« La crise ne s'appuie plus sur la question de savoir qui est le président, mais sur la question de savoir ce qui compte le plus pour décider des événements sur terre : la loi de Dieu ou la Constitution », résume Robin Wright, journaliste et experte au Centre Woodrow Wilson à Washington.
Même si les regards sont concentrés sur la réélection contestée de Mahmoud Ahmadinejad à la présidence, c'est bien le système théocratique que l'ayatollah Ruhollah Khomeyni a installé en 1979 et l'autorité de son successeur, Ali Khamenei, qui sont en jeu aujourd'hui, selon les analystes.
Vendredi, l'ayatollah Khamenei a affirmé qu'il « ne céderait pas à la rue » en lançant un avertissement contre « le sang, la violence et le chaos » si les défilés se poursuivaient à Téhéran.
Pourtant, une nouvelle manifestation a eu lieu samedi, faisant une dizaine de morts dans des affrontements avec les forces de l'ordre.
Il ne s'agit pas de la seule fissure apparue dans l'autorité du guide suprême. Selon certaines informations, l'ancien président Ali Akbar Hachémi Rafsanjani, chef de l'Assemblée des experts, qui est chargée entre autres de superviser l'activité du guide suprême, aurait réuni contre ce dernier une coalition d'ayatollahs.
« Ce sont les bases mêmes du régime, autrefois sacrées, qui sont aujourd'hui défiées en Iran », estime Karim Sadjadpour, spécialiste incontesté de l'Iran, dans une interview publiée sur le site Internet du Conseil des relations étrangères.

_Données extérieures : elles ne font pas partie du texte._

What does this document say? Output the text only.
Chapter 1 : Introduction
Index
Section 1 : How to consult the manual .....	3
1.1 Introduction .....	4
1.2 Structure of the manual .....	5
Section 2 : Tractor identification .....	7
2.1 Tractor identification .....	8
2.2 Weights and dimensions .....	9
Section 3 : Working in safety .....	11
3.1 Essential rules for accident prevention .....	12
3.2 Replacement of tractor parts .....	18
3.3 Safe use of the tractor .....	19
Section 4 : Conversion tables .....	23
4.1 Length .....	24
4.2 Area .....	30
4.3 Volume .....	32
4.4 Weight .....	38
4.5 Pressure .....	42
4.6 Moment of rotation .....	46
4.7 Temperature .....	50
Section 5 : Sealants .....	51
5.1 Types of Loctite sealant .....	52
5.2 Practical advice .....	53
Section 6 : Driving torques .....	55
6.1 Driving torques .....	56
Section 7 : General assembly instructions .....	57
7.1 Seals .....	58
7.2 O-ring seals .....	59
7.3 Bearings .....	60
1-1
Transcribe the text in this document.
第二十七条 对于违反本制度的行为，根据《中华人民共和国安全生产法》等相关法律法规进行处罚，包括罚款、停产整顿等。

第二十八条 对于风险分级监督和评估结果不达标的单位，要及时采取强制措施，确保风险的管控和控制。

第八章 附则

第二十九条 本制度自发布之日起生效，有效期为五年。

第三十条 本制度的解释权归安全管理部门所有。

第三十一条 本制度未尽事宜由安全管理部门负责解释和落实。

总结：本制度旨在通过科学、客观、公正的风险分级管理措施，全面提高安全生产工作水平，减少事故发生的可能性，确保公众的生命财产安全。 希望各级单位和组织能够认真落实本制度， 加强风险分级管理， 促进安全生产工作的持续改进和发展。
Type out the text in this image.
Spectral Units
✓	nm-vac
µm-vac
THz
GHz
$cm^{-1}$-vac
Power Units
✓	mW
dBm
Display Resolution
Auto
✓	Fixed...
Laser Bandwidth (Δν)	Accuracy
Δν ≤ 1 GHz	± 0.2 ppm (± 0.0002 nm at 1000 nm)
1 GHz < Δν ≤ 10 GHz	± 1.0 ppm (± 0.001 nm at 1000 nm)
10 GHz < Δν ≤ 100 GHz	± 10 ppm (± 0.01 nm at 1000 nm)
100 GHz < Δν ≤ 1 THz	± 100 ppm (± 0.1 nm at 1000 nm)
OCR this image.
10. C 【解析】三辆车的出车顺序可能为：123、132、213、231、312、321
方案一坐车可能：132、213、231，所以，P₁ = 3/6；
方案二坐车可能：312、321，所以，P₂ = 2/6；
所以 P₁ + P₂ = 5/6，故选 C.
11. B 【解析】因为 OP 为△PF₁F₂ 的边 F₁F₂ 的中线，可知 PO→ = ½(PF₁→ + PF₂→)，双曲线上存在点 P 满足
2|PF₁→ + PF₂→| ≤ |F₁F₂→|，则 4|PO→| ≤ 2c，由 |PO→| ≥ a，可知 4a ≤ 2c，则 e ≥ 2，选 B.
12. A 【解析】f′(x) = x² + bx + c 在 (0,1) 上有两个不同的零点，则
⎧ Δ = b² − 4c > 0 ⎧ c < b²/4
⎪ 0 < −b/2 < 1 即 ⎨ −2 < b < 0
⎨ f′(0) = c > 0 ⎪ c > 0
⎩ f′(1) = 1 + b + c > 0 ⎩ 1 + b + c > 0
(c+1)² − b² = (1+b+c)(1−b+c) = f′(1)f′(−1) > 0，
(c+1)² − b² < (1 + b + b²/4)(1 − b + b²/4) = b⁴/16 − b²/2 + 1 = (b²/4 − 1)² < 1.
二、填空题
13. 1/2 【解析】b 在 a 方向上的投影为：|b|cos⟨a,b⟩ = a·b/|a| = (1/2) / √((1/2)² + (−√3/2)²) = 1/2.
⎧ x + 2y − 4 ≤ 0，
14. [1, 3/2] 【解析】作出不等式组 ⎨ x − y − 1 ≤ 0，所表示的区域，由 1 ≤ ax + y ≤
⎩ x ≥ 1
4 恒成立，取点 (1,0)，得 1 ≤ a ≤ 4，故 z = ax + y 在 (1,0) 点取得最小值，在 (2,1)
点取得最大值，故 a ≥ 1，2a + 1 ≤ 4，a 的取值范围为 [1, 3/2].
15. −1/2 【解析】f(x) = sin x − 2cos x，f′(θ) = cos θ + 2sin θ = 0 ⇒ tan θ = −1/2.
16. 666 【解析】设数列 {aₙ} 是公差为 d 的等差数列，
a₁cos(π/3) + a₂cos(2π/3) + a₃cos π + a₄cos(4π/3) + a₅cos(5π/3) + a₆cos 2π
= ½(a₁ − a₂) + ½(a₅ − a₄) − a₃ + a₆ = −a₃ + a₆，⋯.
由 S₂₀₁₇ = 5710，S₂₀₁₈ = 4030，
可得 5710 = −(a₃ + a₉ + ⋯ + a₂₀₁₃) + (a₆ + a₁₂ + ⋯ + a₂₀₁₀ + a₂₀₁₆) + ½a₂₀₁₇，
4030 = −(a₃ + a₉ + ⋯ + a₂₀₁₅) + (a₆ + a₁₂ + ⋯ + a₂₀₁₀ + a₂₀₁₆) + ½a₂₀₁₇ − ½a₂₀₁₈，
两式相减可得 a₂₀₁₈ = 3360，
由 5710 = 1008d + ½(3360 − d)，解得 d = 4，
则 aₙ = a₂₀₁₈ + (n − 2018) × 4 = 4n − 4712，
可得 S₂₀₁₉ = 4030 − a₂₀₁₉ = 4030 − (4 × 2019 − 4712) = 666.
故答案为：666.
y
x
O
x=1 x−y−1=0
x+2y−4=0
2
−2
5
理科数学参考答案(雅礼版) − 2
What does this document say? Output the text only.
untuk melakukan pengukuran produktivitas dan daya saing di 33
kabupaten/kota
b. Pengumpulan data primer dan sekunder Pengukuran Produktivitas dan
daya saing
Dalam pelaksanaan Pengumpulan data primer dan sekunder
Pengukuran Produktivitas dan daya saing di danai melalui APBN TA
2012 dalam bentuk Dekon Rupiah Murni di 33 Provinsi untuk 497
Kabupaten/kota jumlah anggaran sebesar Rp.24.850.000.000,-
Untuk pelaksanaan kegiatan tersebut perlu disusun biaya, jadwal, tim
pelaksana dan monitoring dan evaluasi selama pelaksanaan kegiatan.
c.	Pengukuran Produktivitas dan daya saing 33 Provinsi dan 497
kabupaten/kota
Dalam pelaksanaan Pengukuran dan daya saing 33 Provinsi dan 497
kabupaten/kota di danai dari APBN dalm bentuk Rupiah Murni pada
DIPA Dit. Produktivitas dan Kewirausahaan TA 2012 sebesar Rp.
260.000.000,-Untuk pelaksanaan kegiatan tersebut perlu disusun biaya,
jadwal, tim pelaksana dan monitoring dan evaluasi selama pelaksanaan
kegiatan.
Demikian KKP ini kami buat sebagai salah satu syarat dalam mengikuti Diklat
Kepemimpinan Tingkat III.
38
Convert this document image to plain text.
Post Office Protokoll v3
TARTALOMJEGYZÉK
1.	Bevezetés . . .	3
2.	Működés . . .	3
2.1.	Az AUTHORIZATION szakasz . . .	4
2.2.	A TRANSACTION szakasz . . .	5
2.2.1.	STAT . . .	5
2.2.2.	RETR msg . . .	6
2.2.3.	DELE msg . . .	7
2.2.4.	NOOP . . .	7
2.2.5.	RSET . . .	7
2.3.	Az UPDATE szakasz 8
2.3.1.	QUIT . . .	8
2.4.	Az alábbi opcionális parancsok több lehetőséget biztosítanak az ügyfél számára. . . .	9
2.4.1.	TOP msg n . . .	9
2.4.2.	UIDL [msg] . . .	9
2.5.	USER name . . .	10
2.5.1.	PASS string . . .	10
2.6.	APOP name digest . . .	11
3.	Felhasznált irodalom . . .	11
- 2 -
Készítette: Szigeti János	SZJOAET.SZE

« Le peuple commence à remettre en question directement la Wiyalet el-Faqih, le système de gouvernement créé en 1979 par l'ayatollah Khomeyni » et en vertu duquel l'autorité du guide suprême à gouverner l'Iran vient directement de Dieu, ajoute-t-il. « Le fait que le peuple défie ouvertement la légitimé de Ali Khamenei comme guide suprême, voire la légitimité même d'un guide suprême, est du jamais-vu ».
Après deux mandats de président, Ali Khamenei est devenu guide suprême en 1989, déjà critiqué pour son manque de qualifications théologiques.
Mais il a depuis étendu son influence tant sur la police que sur les instances décisionnelles, comme le Conseil des gardiens de la Constitution, la présidence, le Parlement ou les gardiens de la révolution, l'armée idéologique du régime.
« De bien des façons, Khamenei est devenu un chah moderne, avec un turban à la place de la couronne », juge Karim Sadjadpour. Mais « il a commis une erreur de jugement : cette élection, ou devrais-je dire cette "sélection", était une insulte à l'intelligence du peuple ».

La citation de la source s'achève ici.